Birth trauma was more associated with unbooked pregnancies. However, this association was not statistically significant (p = 0.722). Unbooked status had statistically significant association with newborn intensive care unit admission than the booked pregnancies (p = 0.0001). Higher association of newborn intensive care unit admission with unbooked status from this study could be explained from the point of view of very low birth weight, neonatal asphyxia and neonatal infection which are usually prominent in unbooked pregnancies.

Admission into the newborn intensive care unit had statistically significant association with booking status with the probability of not being booked about 4 times higher in mothers whose babies were admitted (OR = 3.75, 95% CI = 1.67 - 8.43, p = 0.0001). This is similar to the finding by a study in India [1] and Ilorin, Nigeria in which newborn intensive care unit admission had statistically significant association with unbooked pregnancies than in the booked mothers [35] . These findings were attributed to birth asphyxia and neonatal infections.

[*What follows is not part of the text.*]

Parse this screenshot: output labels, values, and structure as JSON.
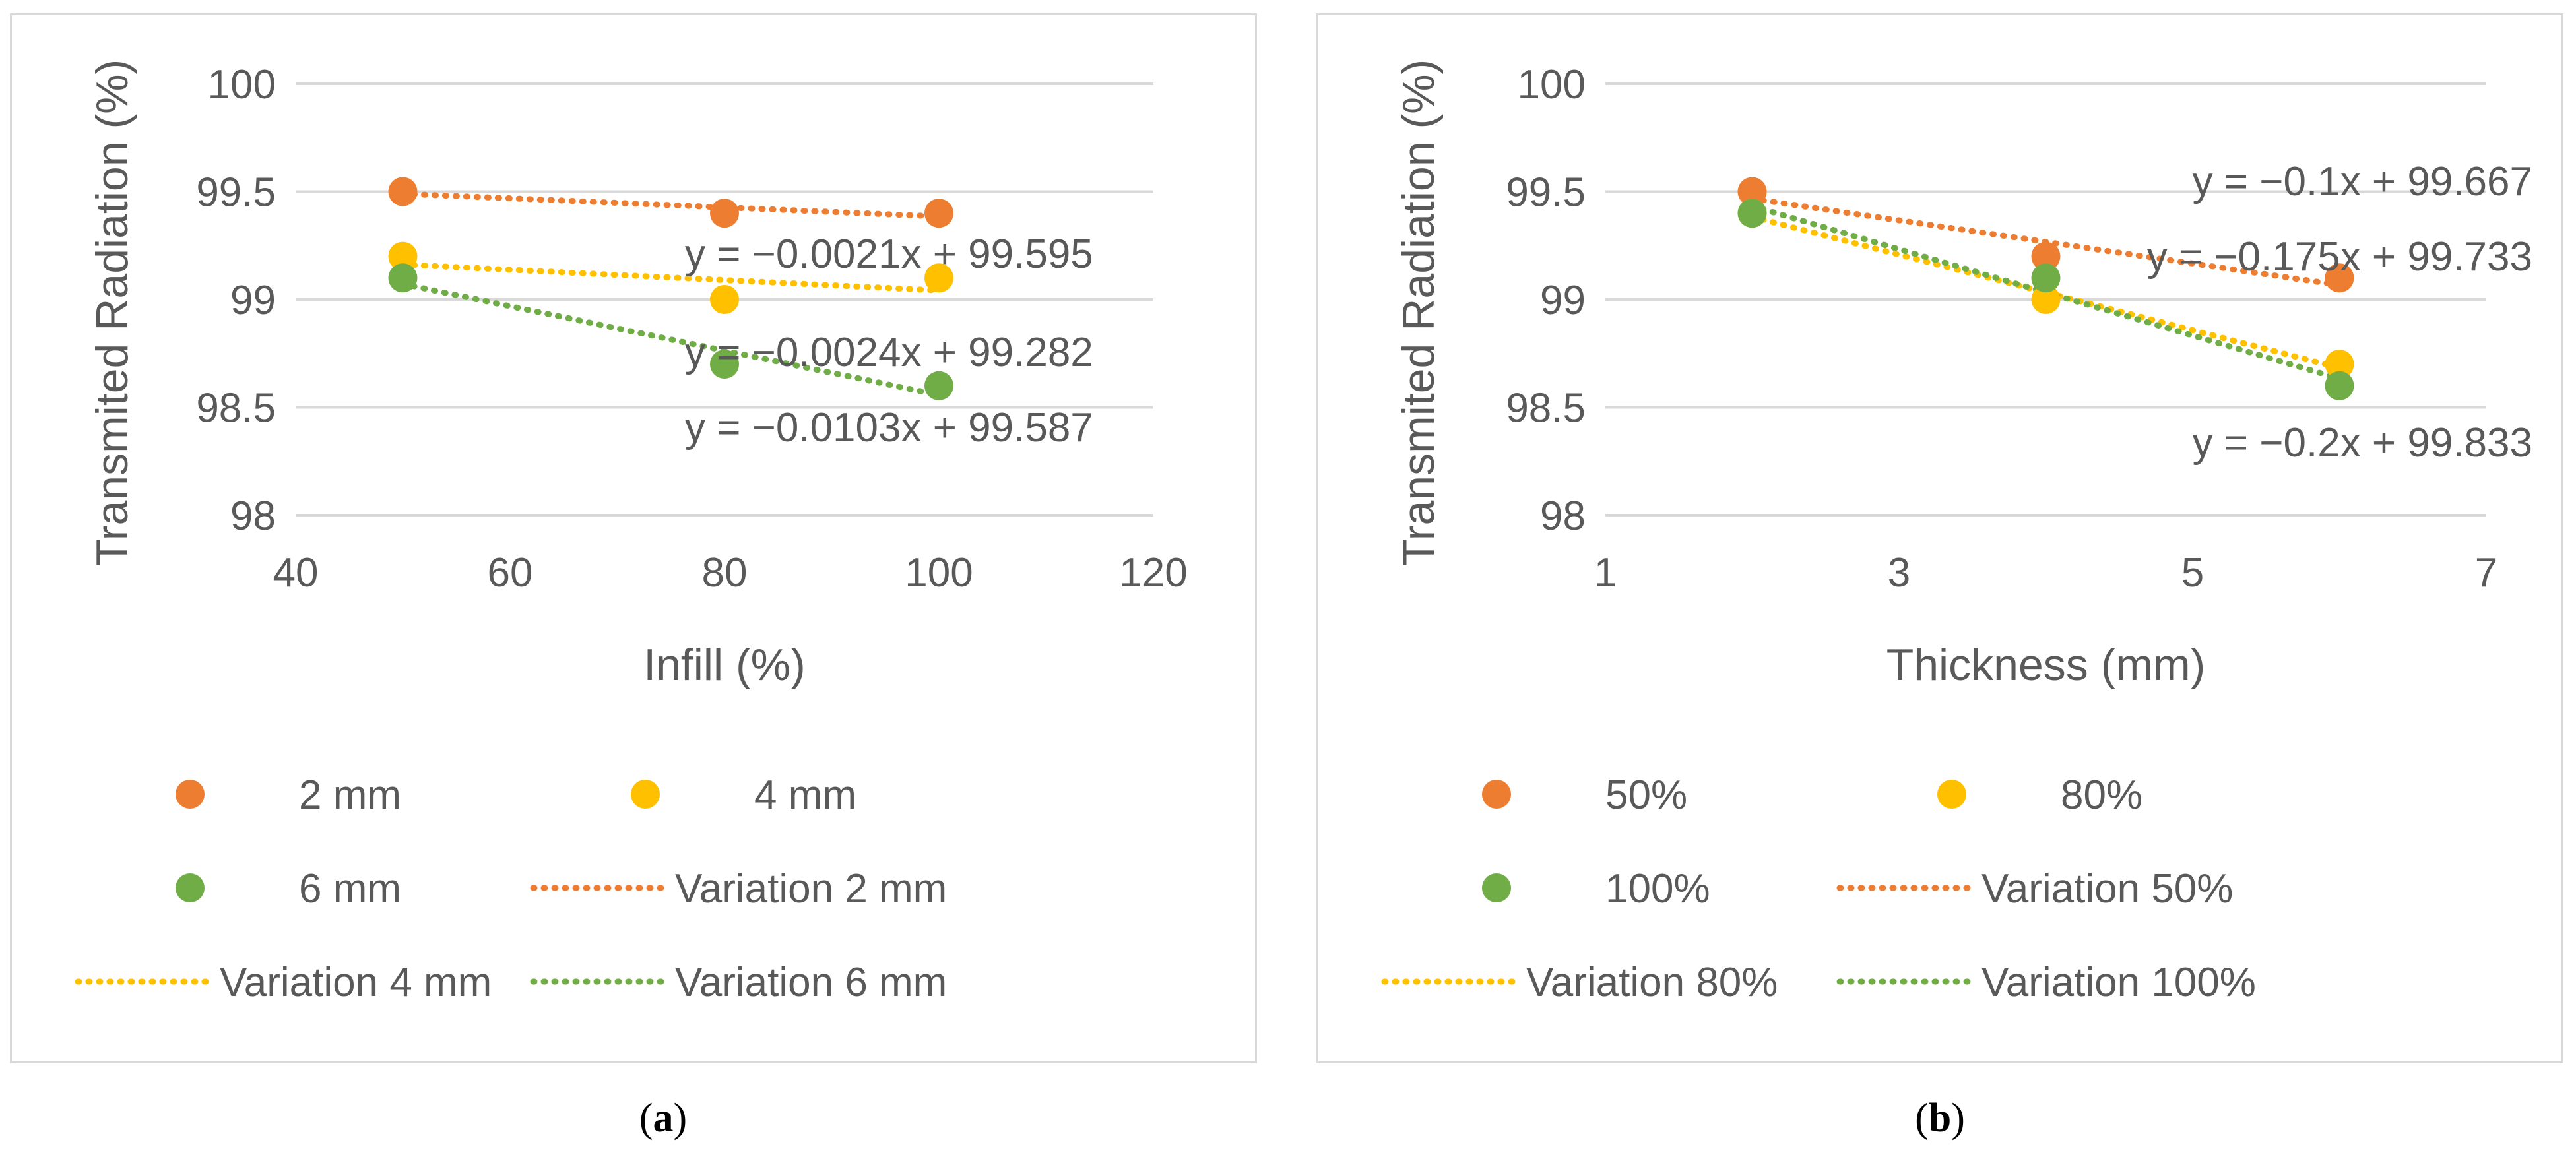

Unbooked participants had more perinatal mortality 275 per 1000 births, stillbirth rate of 200 per 1000 births and early neonatal death rate of 75 per 1000 births compared to that of the booked parturients which was 25 per 1000 births, stillbirth rate of 16.7 per 1000 births and early neonatal death rate of about 8.3 per 1000 births. This finding is different from community based survey in Ethiopia which reported a lower PMR of 110 per 1000 births among the unboooked [45] . It also differed from a demographic and health survey in Nepal which reported a PMR of 42 per 1000 births [46] . The perinatal mortality figures may be attributed to predictors such as low level of education, extremes of maternal age, unemployment, less than 4 antenatal care visits and spontaneous vertex delivery [7] [45] . However, the disparities in these findings emphasized the wide gap between developed and developing nations (Nigeria inclusive) in terms of maternal and child health care coverage.

Strength and limitation: This study was prospective cohort study and the patients were followed up to the time of discharge. The data collected were not retrospective which are prone to recall bias. However, the study was hospital based which is its major limitation. A prospective population based study may give a better generalized outcome and retest this study’s conclusion.

Recommendation: Girl child education, employment and poverty alleviation would improve antenatal care utilization.

5. Conclusion

Unbooked status and unsupervised pregnancy and child birth which could be explained by ignorance, poverty and sociocultural factors may result in poor pregnancy outcomes. There is high untoward outcome of unbooked pregnancies with increased risk of operative deliveries, perinatal morbidity and mortality. Efforts should be made by the government to improve access to antenatal care by pregnant women especially in the rural areas. This can be achieved by equipping the primary health centres, subsiding the cost of antenatal care services and delivery and encouraging appropriate healthcare workforce including family physicians to stay work in those facilities. It can also be made compulsory for every woman to access antenatal care during pregnancy.

Acknowledgements

We acknowledge the efforts of nurses and resident doctors in the department of the Obstetrics and Gynaecology in assisting the data collection.

Conflicts of Interest

The authors declare no conflicts of interest.